When you go on a diet one of the primary things that you will learn is that it is important to keep an eye on what you eat during the day. Tracking all of the foods you eat can help you figure out which foods you will be eating as well as which foods you are not eating enough of. One example is that, after following your food for a few days you might realize that you are consuming far too many sugars and unhealthy fats without nearly enough organic nutrients. Writing all of it down can help you see precisely which parts of your diet plan really need to change as well as how much exercise you are going to need to do to make sure that you keep your caloric intake in check.

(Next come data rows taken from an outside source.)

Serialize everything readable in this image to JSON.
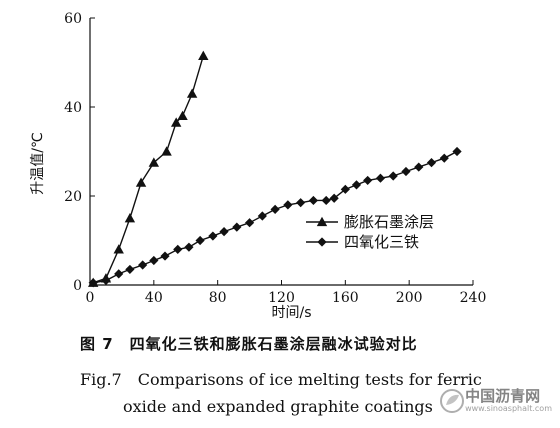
{
  "chart_data": {
    "type": "line",
    "xlabel": "时间/s",
    "ylabel": "升温值/℃",
    "xlim": [
      0,
      240
    ],
    "ylim": [
      0,
      60
    ],
    "x_ticks": [
      0,
      40,
      80,
      120,
      160,
      200,
      240
    ],
    "y_ticks": [
      0,
      20,
      40,
      60
    ],
    "grid": false,
    "legend_position": "center-right",
    "series": [
      {
        "name": "膨胀石墨涂层",
        "marker": "triangle",
        "x": [
          2,
          10,
          18,
          25,
          32,
          40,
          48,
          54,
          58,
          64,
          71
        ],
        "y": [
          0.5,
          1.5,
          8,
          15,
          23,
          27.5,
          30,
          36.5,
          38,
          43,
          51.5
        ]
      },
      {
        "name": "四氧化三铁",
        "marker": "diamond",
        "x": [
          2,
          10,
          18,
          25,
          33,
          40,
          47,
          55,
          62,
          69,
          77,
          84,
          92,
          100,
          108,
          116,
          124,
          132,
          140,
          148,
          153,
          160,
          167,
          174,
          182,
          190,
          198,
          206,
          214,
          222,
          230
        ],
        "y": [
          0.5,
          1,
          2.5,
          3.5,
          4.5,
          5.5,
          6.5,
          8,
          8.5,
          10,
          11,
          12,
          13,
          14,
          15.5,
          17,
          18,
          18.5,
          19,
          19,
          19.5,
          21.5,
          22.5,
          23.5,
          24,
          24.5,
          25.5,
          26.5,
          27.5,
          28.5,
          30
        ]
      }
    ]
  },
  "caption": {
    "cn": "图 7　四氧化三铁和膨胀石墨涂层融冰试验对比",
    "en_line1": "Fig.7　Comparisons of ice melting tests for ferric",
    "en_line2": "oxide and expanded graphite coatings"
  },
  "watermark": {
    "text": "中国沥青网",
    "url": "www.sinoasphalt.com"
  },
  "colors": {
    "ink": "#111111",
    "watermark": "#8a8a8a"
  }
}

But what if you've been writing every thing down and still aren't slimming down? There is a correct way and a wrong way to track your food. A food journal isn't just a list of the items you've eaten during the day. You need to record other crucial pieces of information too. Here are a number of tips that you can use to help your food tracking be more successful.

Be as precise as you can when you write down what you consume. It is just not adequate to list "salad" in your food log. The correct way to do it is usually to record all of the ingredients in the salad as well as the kind of dressing that is used. You need to include the amount of the food you consume. "Cereal" is just not as good an entry as "one cup Honey Nut Cheerios." Remember the more you eat of something the more calories you consume so it is vital that you list quantities so that you know exactly how much of everything you're eating and how many calories you need to burn.

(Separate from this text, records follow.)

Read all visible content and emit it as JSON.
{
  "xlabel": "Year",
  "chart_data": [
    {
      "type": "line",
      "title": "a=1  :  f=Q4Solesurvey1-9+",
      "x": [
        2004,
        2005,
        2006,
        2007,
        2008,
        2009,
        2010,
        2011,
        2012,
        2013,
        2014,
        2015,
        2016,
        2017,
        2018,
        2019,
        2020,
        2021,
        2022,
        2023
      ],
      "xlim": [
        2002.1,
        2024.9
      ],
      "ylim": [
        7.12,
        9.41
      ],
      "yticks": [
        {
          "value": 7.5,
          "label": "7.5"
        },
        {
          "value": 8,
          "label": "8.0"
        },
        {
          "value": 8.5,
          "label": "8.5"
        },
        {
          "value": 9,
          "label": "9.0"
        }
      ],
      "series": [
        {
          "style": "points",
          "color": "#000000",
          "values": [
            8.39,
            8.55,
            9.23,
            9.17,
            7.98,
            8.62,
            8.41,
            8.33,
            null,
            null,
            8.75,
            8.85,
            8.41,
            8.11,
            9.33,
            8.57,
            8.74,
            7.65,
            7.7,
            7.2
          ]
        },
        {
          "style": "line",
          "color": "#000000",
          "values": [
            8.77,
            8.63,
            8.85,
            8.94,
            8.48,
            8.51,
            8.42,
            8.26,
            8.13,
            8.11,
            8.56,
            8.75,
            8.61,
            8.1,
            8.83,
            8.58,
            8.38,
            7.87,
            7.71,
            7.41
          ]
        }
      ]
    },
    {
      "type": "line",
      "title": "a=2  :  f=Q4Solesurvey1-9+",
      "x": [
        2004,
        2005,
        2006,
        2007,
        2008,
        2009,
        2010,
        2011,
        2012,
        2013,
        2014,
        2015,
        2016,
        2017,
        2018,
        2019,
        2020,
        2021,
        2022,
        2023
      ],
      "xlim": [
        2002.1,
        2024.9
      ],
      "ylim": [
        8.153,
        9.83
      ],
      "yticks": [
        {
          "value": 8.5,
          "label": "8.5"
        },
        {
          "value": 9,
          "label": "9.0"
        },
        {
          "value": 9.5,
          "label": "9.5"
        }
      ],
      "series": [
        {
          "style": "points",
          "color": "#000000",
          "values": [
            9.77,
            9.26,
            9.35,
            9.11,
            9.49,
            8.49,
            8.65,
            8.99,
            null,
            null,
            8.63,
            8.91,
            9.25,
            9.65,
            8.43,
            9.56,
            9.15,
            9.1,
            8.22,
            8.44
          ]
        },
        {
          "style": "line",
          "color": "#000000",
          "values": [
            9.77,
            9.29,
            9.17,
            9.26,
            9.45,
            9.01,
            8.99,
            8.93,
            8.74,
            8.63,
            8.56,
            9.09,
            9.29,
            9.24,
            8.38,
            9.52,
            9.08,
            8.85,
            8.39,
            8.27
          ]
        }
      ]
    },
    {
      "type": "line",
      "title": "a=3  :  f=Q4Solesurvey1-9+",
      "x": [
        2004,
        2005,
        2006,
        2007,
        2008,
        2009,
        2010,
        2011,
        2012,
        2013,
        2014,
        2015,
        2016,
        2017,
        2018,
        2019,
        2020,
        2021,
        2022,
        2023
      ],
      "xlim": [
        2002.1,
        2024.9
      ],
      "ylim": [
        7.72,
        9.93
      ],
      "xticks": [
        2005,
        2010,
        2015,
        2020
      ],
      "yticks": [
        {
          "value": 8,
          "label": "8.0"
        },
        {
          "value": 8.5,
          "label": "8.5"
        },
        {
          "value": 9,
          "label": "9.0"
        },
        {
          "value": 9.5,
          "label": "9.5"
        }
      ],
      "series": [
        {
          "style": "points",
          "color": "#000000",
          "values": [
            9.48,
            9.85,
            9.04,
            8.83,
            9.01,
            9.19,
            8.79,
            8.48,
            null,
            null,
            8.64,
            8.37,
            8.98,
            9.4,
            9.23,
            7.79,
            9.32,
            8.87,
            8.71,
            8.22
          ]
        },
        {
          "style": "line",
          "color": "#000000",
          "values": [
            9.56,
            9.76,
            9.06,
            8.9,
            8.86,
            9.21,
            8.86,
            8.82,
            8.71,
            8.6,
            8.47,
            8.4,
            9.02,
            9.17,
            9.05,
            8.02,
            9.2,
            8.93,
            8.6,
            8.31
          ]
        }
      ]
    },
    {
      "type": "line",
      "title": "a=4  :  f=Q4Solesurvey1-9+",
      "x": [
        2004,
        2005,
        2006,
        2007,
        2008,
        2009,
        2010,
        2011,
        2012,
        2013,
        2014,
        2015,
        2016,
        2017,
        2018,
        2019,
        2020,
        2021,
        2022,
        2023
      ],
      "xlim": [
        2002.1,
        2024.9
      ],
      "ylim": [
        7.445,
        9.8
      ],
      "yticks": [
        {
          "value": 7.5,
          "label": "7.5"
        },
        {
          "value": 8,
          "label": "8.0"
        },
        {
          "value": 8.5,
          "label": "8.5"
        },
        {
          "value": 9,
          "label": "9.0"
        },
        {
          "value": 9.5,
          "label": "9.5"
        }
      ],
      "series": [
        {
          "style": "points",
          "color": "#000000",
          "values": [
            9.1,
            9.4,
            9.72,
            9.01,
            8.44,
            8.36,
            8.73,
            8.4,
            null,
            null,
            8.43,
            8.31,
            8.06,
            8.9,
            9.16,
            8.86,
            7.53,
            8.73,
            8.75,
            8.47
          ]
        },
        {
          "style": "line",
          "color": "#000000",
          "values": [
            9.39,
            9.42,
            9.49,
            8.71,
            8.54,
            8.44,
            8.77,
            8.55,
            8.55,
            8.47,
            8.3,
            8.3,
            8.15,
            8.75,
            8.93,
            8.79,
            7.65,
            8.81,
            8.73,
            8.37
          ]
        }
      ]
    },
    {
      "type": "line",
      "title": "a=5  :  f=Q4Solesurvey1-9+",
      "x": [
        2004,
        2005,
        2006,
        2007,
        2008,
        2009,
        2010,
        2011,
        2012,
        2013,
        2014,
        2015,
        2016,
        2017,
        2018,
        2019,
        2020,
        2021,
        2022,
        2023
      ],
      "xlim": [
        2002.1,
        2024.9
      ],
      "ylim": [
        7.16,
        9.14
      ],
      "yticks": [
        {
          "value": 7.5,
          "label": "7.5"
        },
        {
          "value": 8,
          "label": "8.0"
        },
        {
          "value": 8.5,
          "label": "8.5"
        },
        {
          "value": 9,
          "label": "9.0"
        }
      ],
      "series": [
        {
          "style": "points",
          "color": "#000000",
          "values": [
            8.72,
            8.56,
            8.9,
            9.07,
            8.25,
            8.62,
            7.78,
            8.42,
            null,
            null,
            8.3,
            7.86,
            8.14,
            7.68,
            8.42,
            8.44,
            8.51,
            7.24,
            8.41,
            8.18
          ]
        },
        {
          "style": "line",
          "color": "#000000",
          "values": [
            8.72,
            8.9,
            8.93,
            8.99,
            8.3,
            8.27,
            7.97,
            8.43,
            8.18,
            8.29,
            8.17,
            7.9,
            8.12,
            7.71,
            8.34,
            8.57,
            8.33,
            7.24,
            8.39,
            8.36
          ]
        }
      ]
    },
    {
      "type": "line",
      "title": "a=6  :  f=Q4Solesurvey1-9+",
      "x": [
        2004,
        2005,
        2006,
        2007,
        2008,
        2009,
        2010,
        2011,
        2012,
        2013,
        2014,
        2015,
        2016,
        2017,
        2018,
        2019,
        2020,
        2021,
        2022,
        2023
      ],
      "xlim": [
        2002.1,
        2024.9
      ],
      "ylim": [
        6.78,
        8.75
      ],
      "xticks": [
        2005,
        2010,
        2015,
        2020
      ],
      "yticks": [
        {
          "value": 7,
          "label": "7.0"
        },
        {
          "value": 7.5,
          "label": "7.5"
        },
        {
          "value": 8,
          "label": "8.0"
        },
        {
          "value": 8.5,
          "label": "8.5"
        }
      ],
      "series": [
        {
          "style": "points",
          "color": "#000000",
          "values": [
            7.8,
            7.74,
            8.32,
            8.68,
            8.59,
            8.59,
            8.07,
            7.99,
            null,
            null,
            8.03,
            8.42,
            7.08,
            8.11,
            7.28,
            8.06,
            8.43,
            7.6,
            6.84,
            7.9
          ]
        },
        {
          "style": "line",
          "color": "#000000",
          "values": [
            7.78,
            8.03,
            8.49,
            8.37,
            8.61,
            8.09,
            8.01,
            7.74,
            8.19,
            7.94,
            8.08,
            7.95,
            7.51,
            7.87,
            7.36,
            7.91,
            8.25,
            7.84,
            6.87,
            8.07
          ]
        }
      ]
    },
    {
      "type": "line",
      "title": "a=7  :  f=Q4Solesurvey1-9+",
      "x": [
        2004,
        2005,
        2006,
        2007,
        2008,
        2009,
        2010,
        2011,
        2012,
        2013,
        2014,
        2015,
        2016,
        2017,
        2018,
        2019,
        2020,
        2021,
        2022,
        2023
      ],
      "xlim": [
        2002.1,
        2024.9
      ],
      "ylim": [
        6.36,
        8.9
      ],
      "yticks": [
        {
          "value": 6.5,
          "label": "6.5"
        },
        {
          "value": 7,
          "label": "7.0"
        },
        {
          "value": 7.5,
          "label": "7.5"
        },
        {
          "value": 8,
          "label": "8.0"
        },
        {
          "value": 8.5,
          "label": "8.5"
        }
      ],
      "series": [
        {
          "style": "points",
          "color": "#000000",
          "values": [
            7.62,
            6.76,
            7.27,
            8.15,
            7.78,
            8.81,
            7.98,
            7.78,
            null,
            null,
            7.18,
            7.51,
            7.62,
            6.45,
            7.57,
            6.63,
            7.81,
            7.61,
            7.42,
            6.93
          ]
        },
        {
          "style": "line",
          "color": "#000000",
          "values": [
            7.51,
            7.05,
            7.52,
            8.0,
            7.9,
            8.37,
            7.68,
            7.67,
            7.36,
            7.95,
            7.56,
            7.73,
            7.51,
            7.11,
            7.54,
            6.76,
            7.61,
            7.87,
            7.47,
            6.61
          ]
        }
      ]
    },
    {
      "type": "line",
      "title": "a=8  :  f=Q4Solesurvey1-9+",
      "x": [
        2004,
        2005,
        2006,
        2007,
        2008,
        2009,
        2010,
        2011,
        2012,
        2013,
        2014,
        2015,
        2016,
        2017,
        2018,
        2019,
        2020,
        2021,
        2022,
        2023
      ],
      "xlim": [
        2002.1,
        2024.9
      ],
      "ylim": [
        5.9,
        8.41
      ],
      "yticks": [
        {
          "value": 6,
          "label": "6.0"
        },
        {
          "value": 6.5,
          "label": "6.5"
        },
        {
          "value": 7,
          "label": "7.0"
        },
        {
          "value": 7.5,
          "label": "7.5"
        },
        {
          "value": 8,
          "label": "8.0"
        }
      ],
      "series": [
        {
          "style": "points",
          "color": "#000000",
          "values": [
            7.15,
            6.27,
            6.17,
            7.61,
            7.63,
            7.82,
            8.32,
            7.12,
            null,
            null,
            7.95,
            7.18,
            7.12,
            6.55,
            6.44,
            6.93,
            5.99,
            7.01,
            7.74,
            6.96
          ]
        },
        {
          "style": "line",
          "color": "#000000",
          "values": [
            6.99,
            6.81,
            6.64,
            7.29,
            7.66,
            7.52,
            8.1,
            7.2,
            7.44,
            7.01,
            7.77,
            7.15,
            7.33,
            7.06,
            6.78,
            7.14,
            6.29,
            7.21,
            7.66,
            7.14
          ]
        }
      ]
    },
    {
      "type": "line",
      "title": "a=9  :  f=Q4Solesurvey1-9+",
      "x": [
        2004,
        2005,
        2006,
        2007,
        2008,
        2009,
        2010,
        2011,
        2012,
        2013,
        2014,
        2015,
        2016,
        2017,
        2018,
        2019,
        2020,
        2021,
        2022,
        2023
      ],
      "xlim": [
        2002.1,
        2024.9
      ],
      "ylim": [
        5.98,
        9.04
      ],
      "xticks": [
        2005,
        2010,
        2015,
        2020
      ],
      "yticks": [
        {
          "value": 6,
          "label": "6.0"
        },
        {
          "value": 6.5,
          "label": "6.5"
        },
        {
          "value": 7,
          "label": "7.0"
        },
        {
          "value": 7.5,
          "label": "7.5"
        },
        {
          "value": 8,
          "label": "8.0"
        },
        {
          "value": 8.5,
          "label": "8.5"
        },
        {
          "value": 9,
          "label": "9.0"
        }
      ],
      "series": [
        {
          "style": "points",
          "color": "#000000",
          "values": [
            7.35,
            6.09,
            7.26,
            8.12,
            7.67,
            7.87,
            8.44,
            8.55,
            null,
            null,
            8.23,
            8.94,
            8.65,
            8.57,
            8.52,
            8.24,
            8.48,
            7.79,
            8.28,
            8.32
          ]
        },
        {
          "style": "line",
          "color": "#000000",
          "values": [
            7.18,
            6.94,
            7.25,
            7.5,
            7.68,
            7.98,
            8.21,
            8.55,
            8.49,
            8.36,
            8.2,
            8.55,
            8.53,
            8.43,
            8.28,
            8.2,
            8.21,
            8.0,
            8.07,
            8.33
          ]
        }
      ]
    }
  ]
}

Record the time of day you take in things. This allows you to see what times of day you feel the hungriest, when you find yourself likely to reach for a snack and the right way to work around those times. After a day or two you could notice that, even though you eat lunch at the same time every single day, you still feel hungry an hour or so later. This will also enable you to identify the occasions when you start to eat simply to give yourself something to do. This is incredibly useful because understanding when you're vulnerable to snacking will help you fill those times with alternative activities that will keep you away from the candy aisle.

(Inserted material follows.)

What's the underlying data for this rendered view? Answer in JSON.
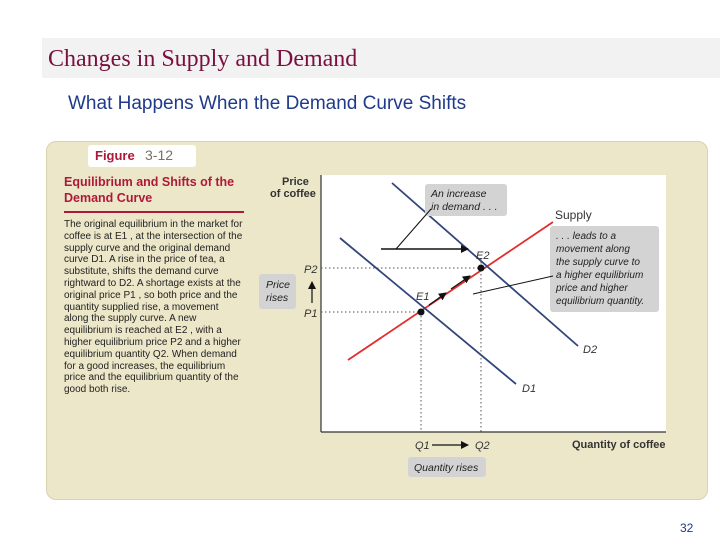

Record your feelings while you eat. This can help you determine when you use food to help soothe emotional issues. It also helps you see plainly which foods you tend to choose when you are in certain moods. There are lots of people who look for junk food when they feel angry or depressed and are quite as likely to select healthy things when they feel happy and content. Not only will this enable you to notice when you reach for specific foods based on your mood, it will help you find ways to keep healthier (but similar) selections on hand for those same moods and help you figure out whether or not someone professional can help you deal with the issues that are sending you towards certain foods in the first place.